Eats

Ways to Screw Up Making Croissants

Before I wrote Making Croissants in the Tropics, I had made many many croissants. Have no doubt that my insights were standing on a mountain of duds I’ve inadvertently baked along the way.

How ‘well’ did this novice screw up? Let me count the ways.

#1 – Hard Rock Croissants Day

For my first attempt, I took a 500g-flour recipe to work. This recipe required the dough to be kneaded (by hand) for 15 minutes until window-pane stage. I didn’t get the window-pane after after 30 minutes, or 60 minutes or 90 minutes. By then of course the yeast had become hyperactive.

The dough was full of holes so naturally the lamination wasn’t successful – butter was melting and spilling out from those holes. I was too cheapskate to throw them away even though they looked hideous. I baked them anyway and got rock-hard croissants.

I must be the first to make Hard Rock Croissants that even the stray cats downstairs abhor.

#2 – Elasticity is a Sin

Second time round, I used another recipe. This time, I halved the recipe but added a lot more milk because the dough looked extremely crumbly. I thought I was quite clever because I was able to knead it till it was smooth, within 15 minutes.

However, come lamination, the dough was so soft and elastic it bunched up at the edges of the barely-stretched butter slab. What was a desperate baker supposed to do?

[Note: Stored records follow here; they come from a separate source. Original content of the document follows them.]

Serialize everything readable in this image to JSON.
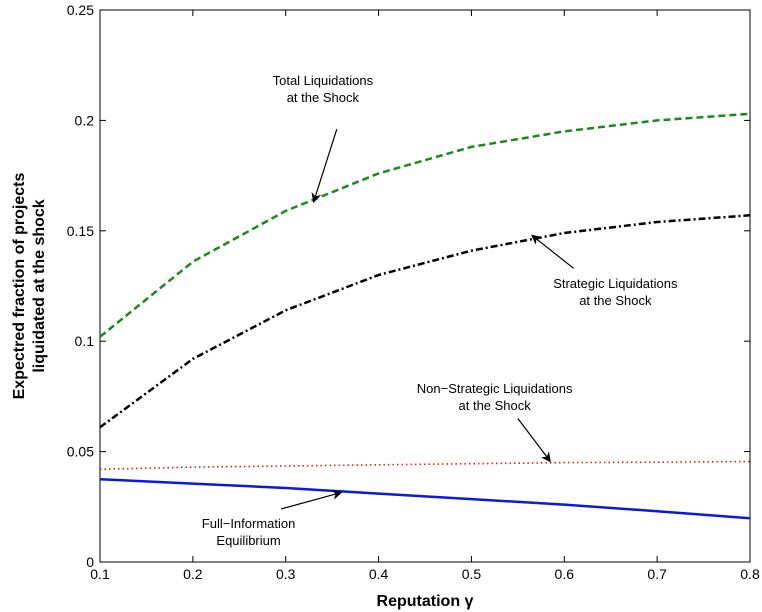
{
  "chart_data": {
    "type": "line",
    "title": "",
    "xlabel": "Reputation γ",
    "ylabel_lines": [
      "Expectred fraction of projects",
      "liquidated at the shock"
    ],
    "xlim": [
      0.1,
      0.8
    ],
    "ylim": [
      0,
      0.25
    ],
    "grid": false,
    "legend": "none",
    "x_ticks": [
      0.1,
      0.2,
      0.3,
      0.4,
      0.5,
      0.6,
      0.7,
      0.8
    ],
    "y_ticks": [
      0,
      0.05,
      0.1,
      0.15,
      0.2,
      0.25
    ],
    "x_tick_labels": [
      "0.1",
      "0.2",
      "0.3",
      "0.4",
      "0.5",
      "0.6",
      "0.7",
      "0.8"
    ],
    "y_tick_labels": [
      "0",
      "0.05",
      "0.1",
      "0.15",
      "0.2",
      "0.25"
    ],
    "series": [
      {
        "key": "total",
        "color": "#1a8a1a",
        "dash": "dashed",
        "x": [
          0.1,
          0.2,
          0.3,
          0.4,
          0.5,
          0.6,
          0.7,
          0.8
        ],
        "values": [
          0.102,
          0.136,
          0.159,
          0.176,
          0.188,
          0.195,
          0.2,
          0.203
        ]
      },
      {
        "key": "strategic",
        "color": "#000000",
        "dash": "dashdot",
        "x": [
          0.1,
          0.2,
          0.3,
          0.4,
          0.5,
          0.6,
          0.7,
          0.8
        ],
        "values": [
          0.061,
          0.092,
          0.114,
          0.13,
          0.141,
          0.149,
          0.154,
          0.157
        ]
      },
      {
        "key": "non_strategic",
        "color": "#e0201a",
        "dash": "dotted",
        "x": [
          0.1,
          0.2,
          0.3,
          0.4,
          0.5,
          0.6,
          0.7,
          0.8
        ],
        "values": [
          0.042,
          0.043,
          0.0435,
          0.044,
          0.0445,
          0.045,
          0.0452,
          0.0455
        ]
      },
      {
        "key": "full_info",
        "color": "#0a1ad8",
        "dash": "solid",
        "x": [
          0.1,
          0.2,
          0.3,
          0.4,
          0.5,
          0.6,
          0.7,
          0.8
        ],
        "values": [
          0.0375,
          0.0355,
          0.0335,
          0.031,
          0.0285,
          0.026,
          0.023,
          0.0198
        ]
      }
    ],
    "annotations": [
      {
        "key": "total",
        "lines": [
          "Total Liquidations",
          "at the Shock"
        ],
        "text_at": [
          0.34,
          0.216
        ],
        "arrow_from": [
          0.355,
          0.196
        ],
        "arrow_to": [
          0.33,
          0.163
        ]
      },
      {
        "key": "strategic",
        "lines": [
          "Strategic Liquidations",
          "at the Shock"
        ],
        "text_at": [
          0.655,
          0.124
        ],
        "arrow_from": [
          0.61,
          0.133
        ],
        "arrow_to": [
          0.565,
          0.148
        ]
      },
      {
        "key": "non_strategic",
        "lines": [
          "Non−Strategic Liquidations",
          "at the Shock"
        ],
        "text_at": [
          0.525,
          0.0765
        ],
        "arrow_from": [
          0.55,
          0.065
        ],
        "arrow_to": [
          0.585,
          0.0455
        ]
      },
      {
        "key": "full_info",
        "lines": [
          "Full−Information",
          "Equilibrium"
        ],
        "text_at": [
          0.26,
          0.0155
        ],
        "arrow_from": [
          0.295,
          0.024
        ],
        "arrow_to": [
          0.36,
          0.0315
        ]
      }
    ]
  }
}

Chopped those bunched up dough off and slapped them back onto the butter slab was what I did. And continue rolling – of course.

# 3 – Too Hard, Too breakable

You know the oh-oh moment when you press and drag the rolling pin down the dough and you see large patches of yellow alternating with nothingness beneath the dough. And the despair that comes over when the more you roll, more holes start to appear and bits of butter start to peek out? Yes the broken bits of butter hadth poked through the dough.

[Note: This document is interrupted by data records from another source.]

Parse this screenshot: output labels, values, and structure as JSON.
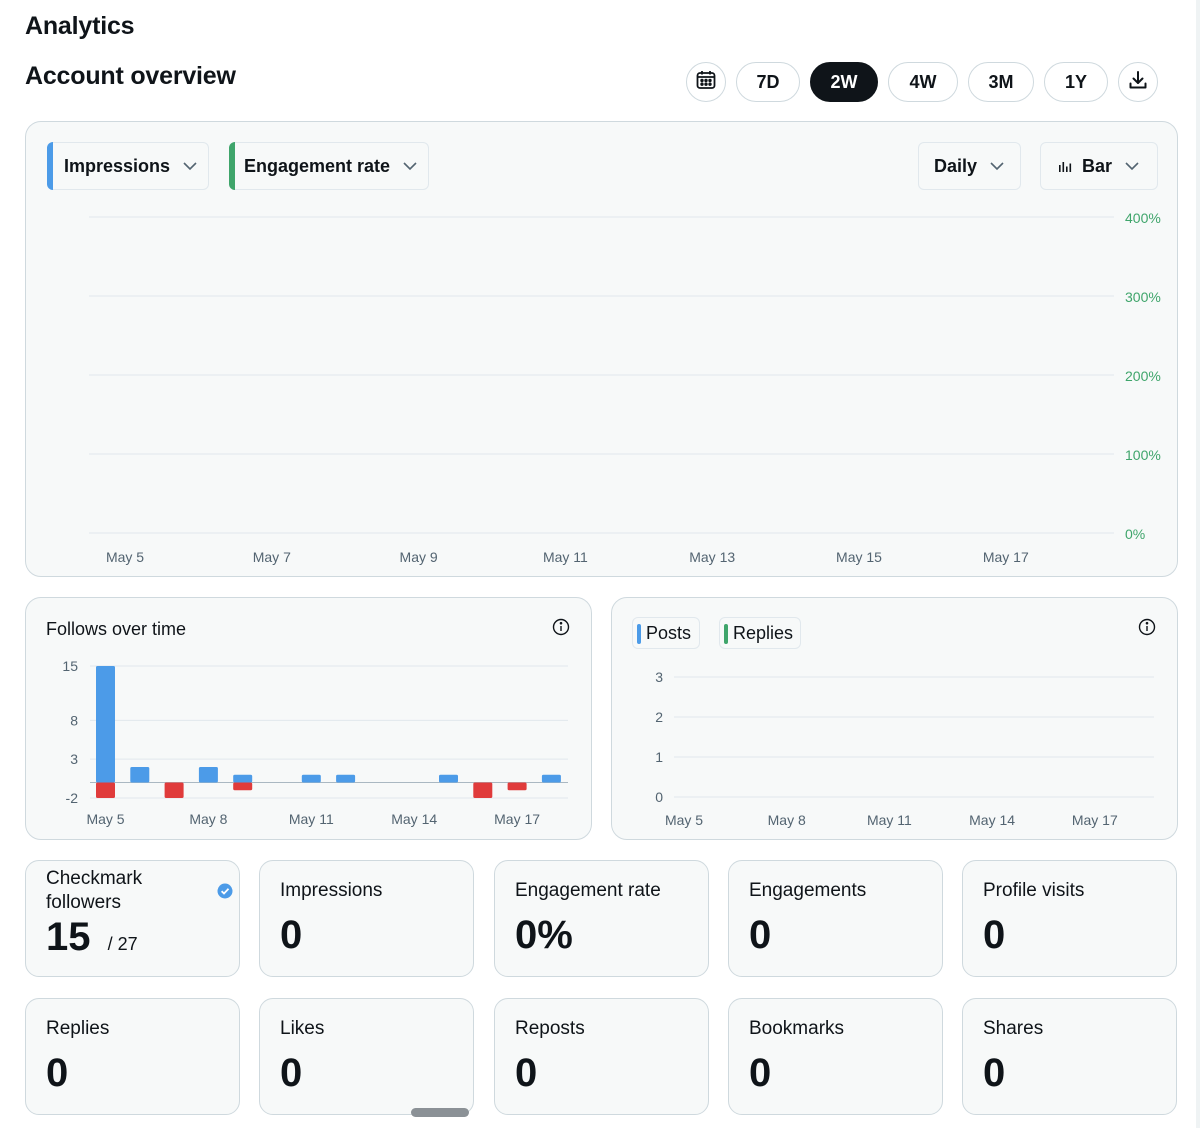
{
  "page": {
    "title": "Analytics",
    "section_title": "Account overview"
  },
  "range": {
    "calendar_icon": "calendar-icon",
    "options": [
      "7D",
      "2W",
      "4W",
      "3M",
      "1Y"
    ],
    "selected": "2W",
    "download_icon": "download-icon"
  },
  "main_chart": {
    "metric_primary": "Impressions",
    "metric_secondary": "Engagement rate",
    "interval": "Daily",
    "chart_type_label": "Bar",
    "colors": {
      "primary": "#4c9be8",
      "secondary": "#3fa56b"
    }
  },
  "follows": {
    "title": "Follows over time",
    "info_icon": "info-icon"
  },
  "posts_replies": {
    "legend": [
      "Posts",
      "Replies"
    ],
    "legend_colors": [
      "#4c9be8",
      "#3fa56b"
    ],
    "info_icon": "info-icon"
  },
  "stats": [
    {
      "label": "Checkmark followers",
      "value": "15",
      "suffix": "/ 27",
      "verified": true
    },
    {
      "label": "Impressions",
      "value": "0"
    },
    {
      "label": "Engagement rate",
      "value": "0%"
    },
    {
      "label": "Engagements",
      "value": "0"
    },
    {
      "label": "Profile visits",
      "value": "0"
    },
    {
      "label": "Replies",
      "value": "0"
    },
    {
      "label": "Likes",
      "value": "0"
    },
    {
      "label": "Reposts",
      "value": "0"
    },
    {
      "label": "Bookmarks",
      "value": "0"
    },
    {
      "label": "Shares",
      "value": "0"
    }
  ],
  "chart_data": [
    {
      "type": "bar",
      "series": [
        {
          "name": "Impressions",
          "values": []
        },
        {
          "name": "Engagement rate",
          "values": []
        }
      ],
      "x_tick_labels": [
        "May 5",
        "May 7",
        "May 9",
        "May 11",
        "May 13",
        "May 15",
        "May 17"
      ],
      "y_right_tick_labels": [
        "400%",
        "300%",
        "200%",
        "100%",
        "0%"
      ],
      "y_right_lim": [
        0,
        400
      ],
      "grid": true
    },
    {
      "type": "bar",
      "title": "Follows over time",
      "categories": [
        "May 5",
        "May 6",
        "May 7",
        "May 8",
        "May 9",
        "May 10",
        "May 11",
        "May 12",
        "May 13",
        "May 14",
        "May 15",
        "May 16",
        "May 17",
        "May 18"
      ],
      "series": [
        {
          "color": "#4c9be8",
          "values": [
            15,
            2,
            0,
            2,
            1,
            0,
            1,
            1,
            0,
            0,
            1,
            0,
            0,
            1
          ]
        },
        {
          "color": "#e03b3b",
          "values": [
            -2,
            0,
            -2,
            0,
            -1,
            0,
            0,
            0,
            0,
            0,
            0,
            -2,
            -1,
            0
          ]
        }
      ],
      "x_tick_labels": [
        "May 5",
        "May 8",
        "May 11",
        "May 14",
        "May 17"
      ],
      "y_tick_labels": [
        "15",
        "8",
        "3",
        "-2"
      ],
      "ylim": [
        -2,
        15
      ],
      "grid": true
    },
    {
      "type": "bar",
      "series": [
        {
          "name": "Posts",
          "values": []
        },
        {
          "name": "Replies",
          "values": []
        }
      ],
      "x_tick_labels": [
        "May 5",
        "May 8",
        "May 11",
        "May 14",
        "May 17"
      ],
      "y_tick_labels": [
        "3",
        "2",
        "1",
        "0"
      ],
      "ylim": [
        0,
        3
      ],
      "grid": true
    }
  ]
}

But you know, you just press on and hope for the best.

# 4 – Softies Not Welcomed

Because of #3, I overcompensated subsequently, letting the butter soften more than was necessary. It’s like a BGR rebound.

Overly-soft butter is also a poor candidate for lamination. So much butter seeped out, smearing my baking sheet here there everyway. All I could do was lament the wastage of my precious butter – and carry on.

#5 – Hot Before Its Time

At first, my croissants did their final proof in my 30°C kitchen. The butter was probably on the verge of melting inside even before they were put to bake. As expected, they began to weep very early on in the oven; there were still pools of melted butter after they were out of the oven.

So, no light flaky layers just decent-looking duds that taste like they were soaked in lots of butter.

I did contemplate turning on the living room air-con.

#6 – Fancy Butter?

You want to use higher-fats butter because it melts at a slower rate, right? So a 95% butter is better than a 82% one, right? I thought so and got rocky croissants instead. Not rock hard but still hard. The lower moisture level in the 95% butter did in fact alter the texture of the final product.

Leave the fancy butter for those pros and their for-pros-only-recipes was my takeaway.

In Conclusion

It’s never as bad as it seems. Make it, bake it, do it all over again – but better.